Clara Steinkellner | Herr Meyer, ihr »Offener Brief« hat uns bestimmt über zehn verschiedene E-Mail-Verteiler erreicht – wie kam es zu dieser Aktion?
Heinz-Dieter Meyer | Das war recht spontan. Im April 2014 gab es einen Kongress der American Education Research Association in Philadelphia. Da gab es ein Panel mit Andreas Schleicher, der ja die PISA-Studie entwickelt hat. In der Fragerunde habe ich ihn darauf angesprochen, ob ihm klar sei, wie weitgehend der Einfluss der OECD als Wirtschaftsorganisation und ihres sehr engen Begriffes von Bildung auf die nationalen Bildungssysteme eigentlich ist und welche demokratische Legitimation es dafür gäbe. Er meinte nur: »Wir liefern nur Informationen, was die Regierungen dann damit machen, damit haben wir nichts zu tun …«. Das hat mich nicht losgelassen, und so haben wir diesen Brief geschrieben, der dann in der Zeitschrift »Global Policy« und im »Guardian« veröffentlicht wurde.
Thomas Brunner | Gab es eine Antwort?
HDM | Die OECD hat eine ziemlich blasse Stellungnahme im »Guardian« veröffentlicht. Sie bestreitet, dass PISA die standardisierende Wirkung hat, die wir diesem Projekt ankreiden.
CS | Haben Sie die PISA-Studien seit ihren Anfängen 1999 verfolgt?
HDM | Mein Interesse an PISA entstand, als ich irgendwann festgestellt habe – ich mache ja hier vergleichende Bildungswissenschaften –, was in dem halben Dutzend Ländern, die ich verfolge, passiert: Überall war von PISA, PISA, PISA die Rede. Die Regierungen haben die PISA-Ergebnisse als pure Weisheit geschluckt und sofort angefangen, ihr Schulsystem entsprechend umzuändern, verbindliche Standards einzuführen und alles auf die outputorientierte, quantitative Methode umzustellen. Und irgendwann habe ich dann entschieden, dass es nicht geht, dass die OECD, die überhaupt kein Mandat hat im Bildungsbereich, zum globalen Bildungsministerium wird! Deswegen haben wir 2013 das Buch »PISA, Power and Policy« gemacht, das, glaube ich, das erste ist, das PISA als politisches und ideologisches Problem reflektiert.
CS | Sie haben bereits 1998 den Sammelband »Bildung und Zivilgesellschaft« herausgegeben, in Zusammenarbeit von deutschen und amerikanischen Wissenschaftlern.

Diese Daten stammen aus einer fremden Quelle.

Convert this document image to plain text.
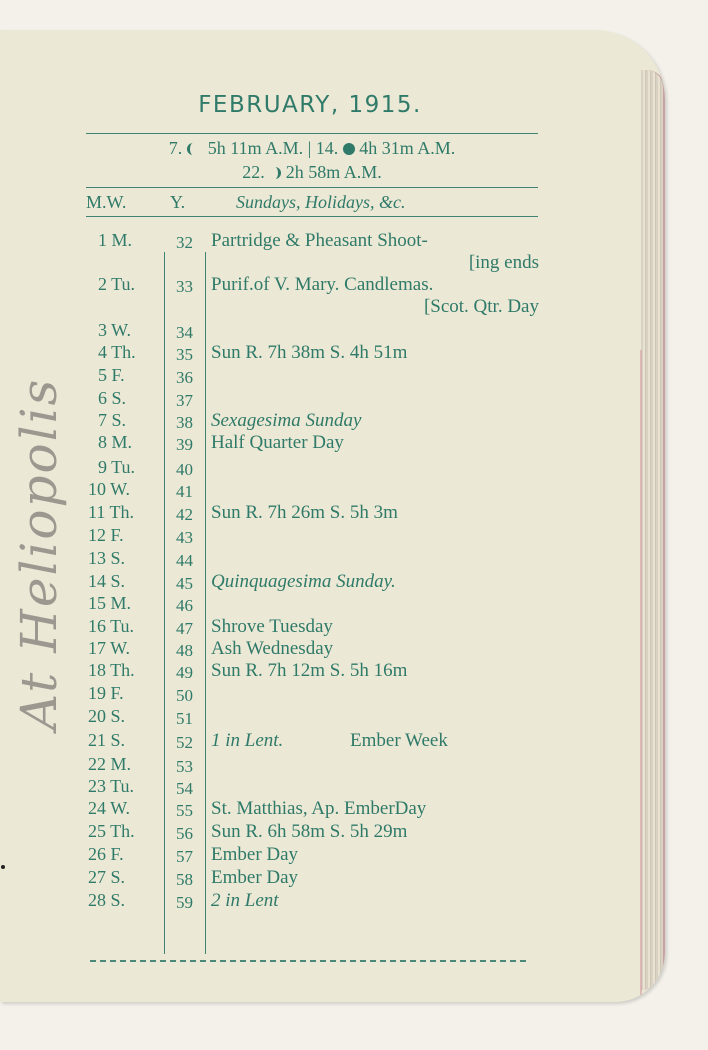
FEBRUARY, 1915.
7. 5h 11m A.M. | 14. 4h 31m A.M.
22. 2h 58m A.M.
M.W. Y.	Sundays, Holidays, &c.
1 M.	32 Partridge & Pheasant Shoot-
[ing ends
2 Tu. 33 Purif.of V. Mary. Candlemas.
[Scot. Qtr. Day
3 W.	34
4 Th. 35 Sun R. 7h 38m S. 4h 51m
5 F.	36
6 S.	37
7 S.	38 Sexagesima Sunday
8 M.	39 Half Quarter Day
9 Tu. 40
10 W.	41
11 Th. 42 Sun R. 7h 26m S. 5h 3m
12 F.	43
13 S.	44
14 S.	45 Quinquagesima Sunday.
15 M.	46
16 Tu. 47 Shrove Tuesday
17 W.	48 Ash Wednesday
18 Th. 49 Sun R. 7h 12m S. 5h 16m
19 F.	50
20 S.	51
21 S.	52 1 in Lent.	Ember Week
22 M.	53
23 Tu. 54
24 W.	55 St. Matthias, Ap. EmberDay
25 Th. 56 Sun R. 6h 58m S. 5h 29m
26 F.	57 Ember Day
27 S.	58 Ember Day
28 S.	59 2 in Lent
At Heliopolis
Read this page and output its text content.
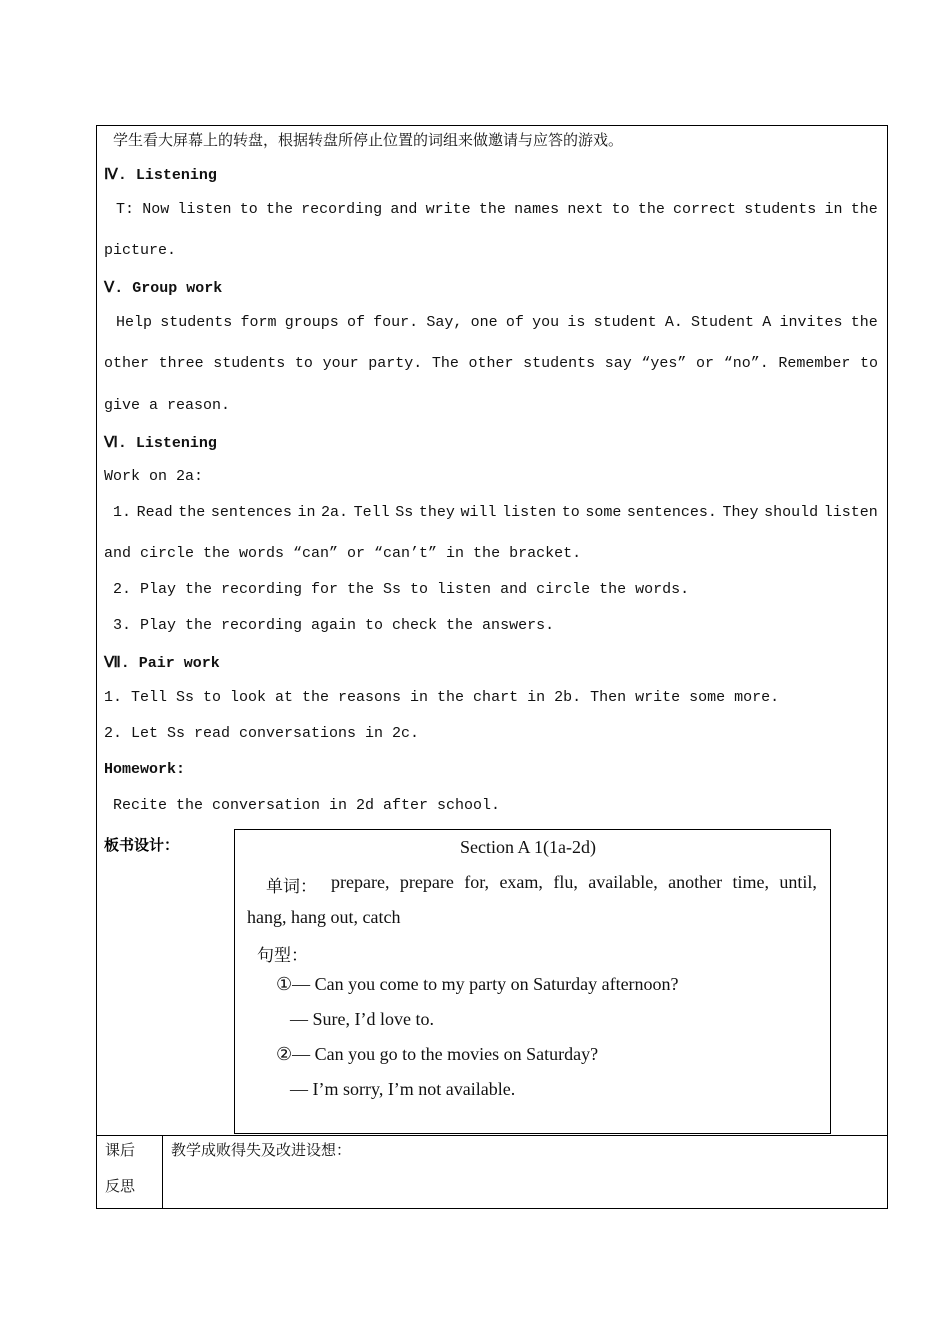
学生看大屏幕上的转盘，根据转盘所停止位置的词组来做邀请与应答的游戏。
Ⅳ. Listening
T: Now listen to the recording and write the names next to the correct students in the
picture.
Ⅴ. Group work
Help students form groups of four. Say, one of you is student A. Student A invites the
other three students to your party. The other students say “yes” or “no”. Remember to
give a reason.
Ⅵ. Listening
Work on 2a:
1. Read the sentences in 2a. Tell Ss they will listen to some sentences. They should listen
and circle the words “can” or “can’t” in the bracket.
2. Play the recording for the Ss to listen and circle the words.
3. Play the recording again to check the answers.
Ⅶ. Pair work
1. Tell Ss to look at the reasons in the chart in 2b. Then write some more.
2. Let Ss read conversations in 2c.
Homework:
Recite the conversation in 2d after school.
板书设计：	Section A 1(1a-2d)
单词： prepare, prepare for, exam, flu, available, another time, until,
hang, hang out, catch
句型：
①— Can you come to my party on Saturday afternoon?
— Sure, I’d love to.
②— Can you go to the movies on Saturday?
— I’m sorry, I’m not available.
课后
反思
教学成败得失及改进设想：
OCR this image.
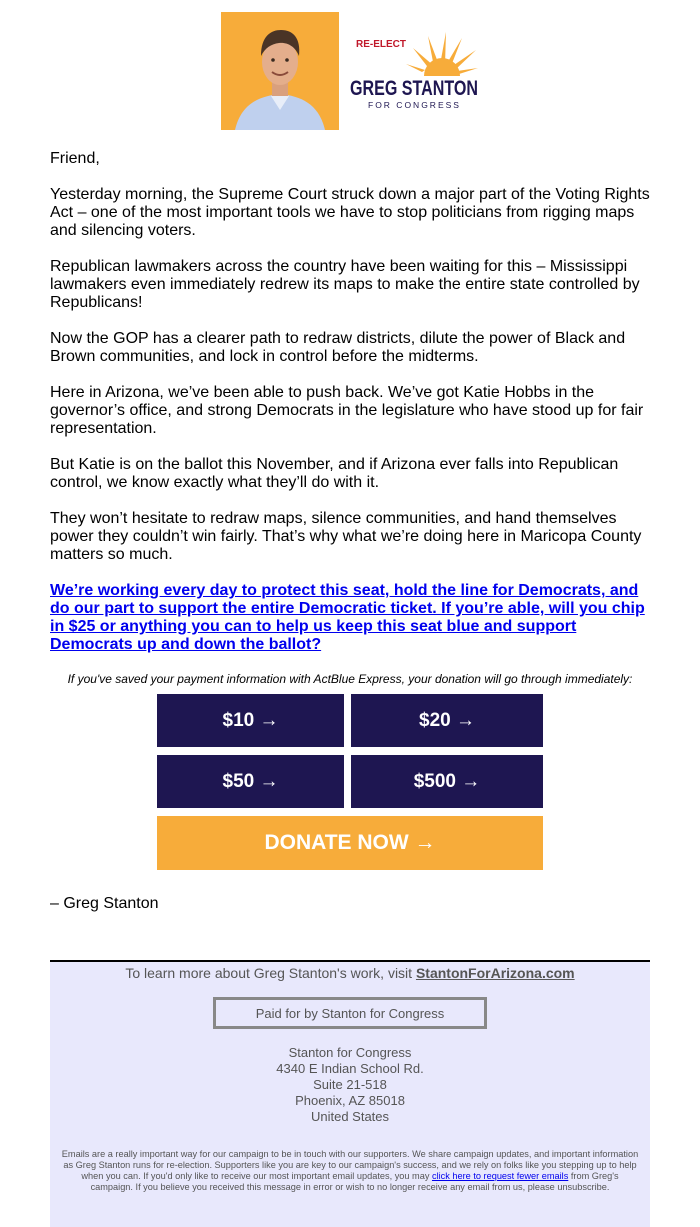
RE-ELECT
GREG STANTON
FOR CONGRESS

Friend,

Yesterday morning, the Supreme Court struck down a major part of the Voting Rights Act – one of the most important tools we have to stop politicians from rigging maps and silencing voters.

Republican lawmakers across the country have been waiting for this – Mississippi lawmakers even immediately redrew its maps to make the entire state controlled by Republicans!

Now the GOP has a clearer path to redraw districts, dilute the power of Black and Brown communities, and lock in control before the midterms.

Here in Arizona, we’ve been able to push back. We’ve got Katie Hobbs in the governor’s office, and strong Democrats in the legislature who have stood up for fair representation.

But Katie is on the ballot this November, and if Arizona ever falls into Republican control, we know exactly what they’ll do with it.

They won’t hesitate to redraw maps, silence communities, and hand themselves power they couldn’t win fairly. That’s why what we’re doing here in Maricopa County matters so much.

We’re working every day to protect this seat, hold the line for Democrats, and do our part to support the entire Democratic ticket. If you’re able, will you chip in $25 or anything you can to help us keep this seat blue and support Democrats up and down the ballot?
If you've saved your payment information with ActBlue Express, your donation will go through immediately:
$10 →	$20 →
$50 →	$500 →
DONATE NOW →
– Greg Stanton
To learn more about Greg Stanton's work, visit StantonForArizona.com
Paid for by Stanton for Congress
Stanton for Congress
4340 E Indian School Rd.
Suite 21-518
Phoenix, AZ 85018
United States
Emails are a really important way for our campaign to be in touch with our supporters. We share campaign updates, and important information as Greg Stanton runs for re-election. Supporters like you are key to our campaign's success, and we rely on folks like you stepping up to help when you can. If you'd only like to receive our most important email updates, you may click here to request fewer emails from Greg's campaign. If you believe you received this message in error or wish to no longer receive any email from us, please unsubscribe.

Wie sind Sie auf dieses Forschungsfeld gekommen?
HDM | Mein Weg zur Zivilgesellschaft hat eigentlich sehr viel mit meinen Erfahrungen hier in den USA zu tun. Das war etwas völlig Neues für mich, dass die großen und bekannten amerikanischen Universitäten eben sehr wohl ohne den Staat auskommen.

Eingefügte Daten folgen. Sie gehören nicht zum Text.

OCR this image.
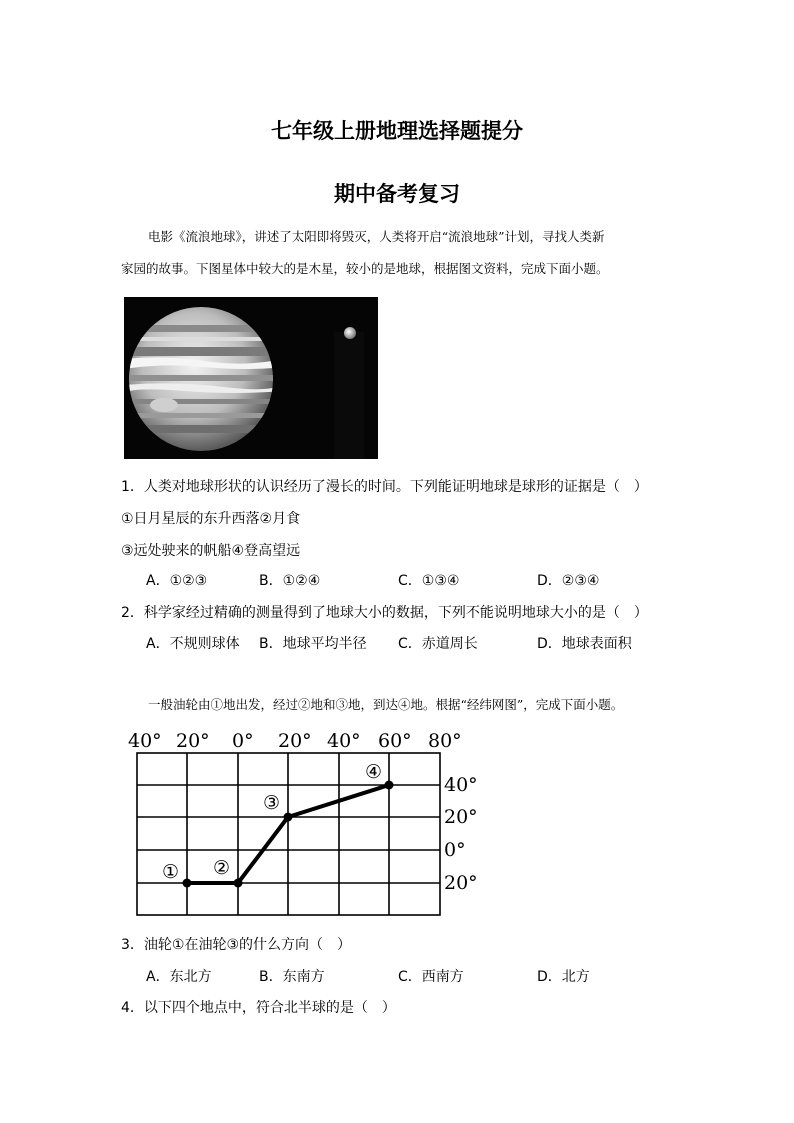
七年级上册地理选择题提分
期中备考复习
电影《流浪地球》，讲述了太阳即将毁灭，人类将开启“流浪地球”计划，寻找人类新
家园的故事。下图星体中较大的是木星，较小的是地球，根据图文资料，完成下面小题。
1．人类对地球形状的认识经历了漫长的时间。下列能证明地球是球形的证据是（　）
①日月星辰的东升西落②月食
③远处驶来的帆船④登高望远
A．①②③	B．①②④	C．①③④	D．②③④
2．科学家经过精确的测量得到了地球大小的数据，下列不能说明地球大小的是（　）
A．不规则球体 B．地球平均半径 C．赤道周长	D．地球表面积
一般油轮由①地出发，经过②地和③地，到达④地。根据“经纬网图”，完成下面小题。
40° 20° 0° 20° 40° 60° 80°
40°
20°
0°
20°
① ②
③
④
3．油轮①在油轮③的什么方向（　）
A．东北方	B．东南方	C．西南方	D．北方
4．以下四个地点中，符合北半球的是（　）
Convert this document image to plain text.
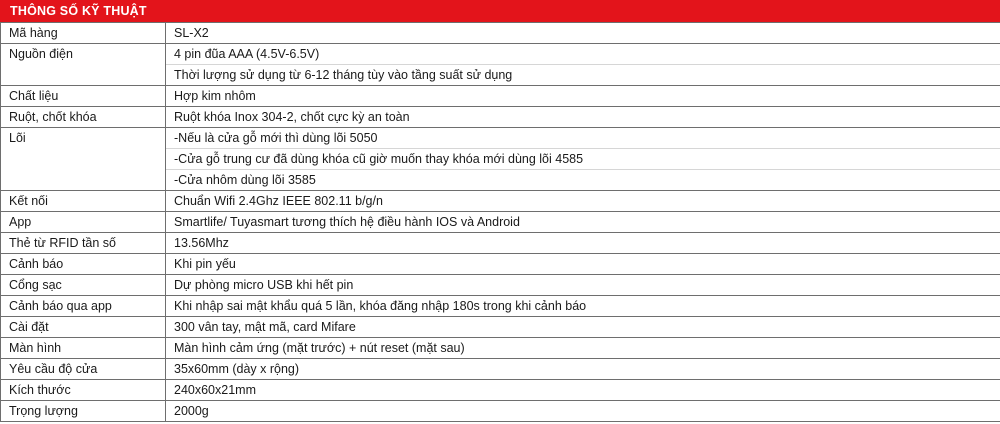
THÔNG SỐ KỸ THUẬT
Mã hàng	SL-X2

Nguồn điện	4 pin đũa AAA (4.5V-6.5V)
Thời lượng sử dụng từ 6-12 tháng tùy vào tầng suất sử dụng

Chất liệu	Hợp kim nhôm

Ruột, chốt khóa	Ruột khóa Inox 304-2, chốt cực kỳ an toàn

Lõi	-Nếu là cửa gỗ mới thì dùng lõi 5050
-Cửa gỗ trung cư đã dùng khóa cũ giờ muốn thay khóa mới dùng lõi 4585
-Cửa nhôm dùng lõi 3585

Kết nối	Chuẩn Wifi 2.4Ghz IEEE 802.11 b/g/n

App	Smartlife/ Tuyasmart tương thích hệ điều hành IOS và Android

Thẻ từ RFID tần số	13.56Mhz

Cảnh báo	Khi pin yếu

Cổng sạc	Dự phòng micro USB khi hết pin

Cảnh báo qua app	Khi nhập sai mật khẩu quá 5 lần, khóa đăng nhập 180s trong khi cảnh báo

Cài đặt	300 vân tay, mật mã, card Mifare

Màn hình	Màn hình cảm ứng (mặt trước) + nút reset (mặt sau)

Yêu cầu độ cửa	35x60mm (dày x rộng)

Kích thước	240x60x21mm

Trọng lượng	2000g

Wenn man sich anschaut, wie die Universitäten in Amerika entstanden sind, dann sieht man: das sind private Mäzene gewesen, die sich mit führenden Wissenschaftlern zusammengetan und deren Pläne großzügig unterstützt haben. Die haben dann das Geld von den Carnegies und Rockefellers, Johns Hopkins, Ezra Cornell und Cornelius Vanderbilt erhalten, um diese Unis aufzubauen, da hat sich nie ein Staat eingemischt. Dass so etwas überhaupt möglich ist, dieses Erlebnis ist in gewisser Weise eine Aufforderung zum Umdenken, wenn man aus Deutschland kommt, wo der Staat überall drinhängt.

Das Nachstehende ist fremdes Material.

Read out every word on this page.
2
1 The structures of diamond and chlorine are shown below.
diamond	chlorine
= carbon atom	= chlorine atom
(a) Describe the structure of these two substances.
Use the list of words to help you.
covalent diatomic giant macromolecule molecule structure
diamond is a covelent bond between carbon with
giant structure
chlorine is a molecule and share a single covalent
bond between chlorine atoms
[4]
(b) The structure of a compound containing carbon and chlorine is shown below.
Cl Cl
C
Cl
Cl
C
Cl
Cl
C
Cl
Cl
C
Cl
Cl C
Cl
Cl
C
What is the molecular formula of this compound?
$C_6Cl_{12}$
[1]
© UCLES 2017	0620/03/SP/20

Aber es gab dann noch eine andere Erfahrung – ich hatte in Cornell eine Gast-Familie, die mit ihren beiden Kindern Homeschooling praktiziert hat. Am Anfang habe ich gedacht, wie kann das sein, wie könnt ihr zwei Eltern, die ihr ja auch noch andere Sachen zu tun habt, fähig sein, den Kindern die gleiche Bildung zu vermitteln wie so ein staatliches Schulwesen – aber natürlich geht das! Und oft sogar sehr gut. Eine erkleckliche Zahl von Heimschul-Schülern, die nie eine Schule besucht haben, landet sogar in Harvard und an andern Top-Unis. Diese Erfahrungen, dass durch Selbstorganisation von unten sehr viel im Bildungswesen möglich ist, haben viel zu meinem Umdenken beigetragen.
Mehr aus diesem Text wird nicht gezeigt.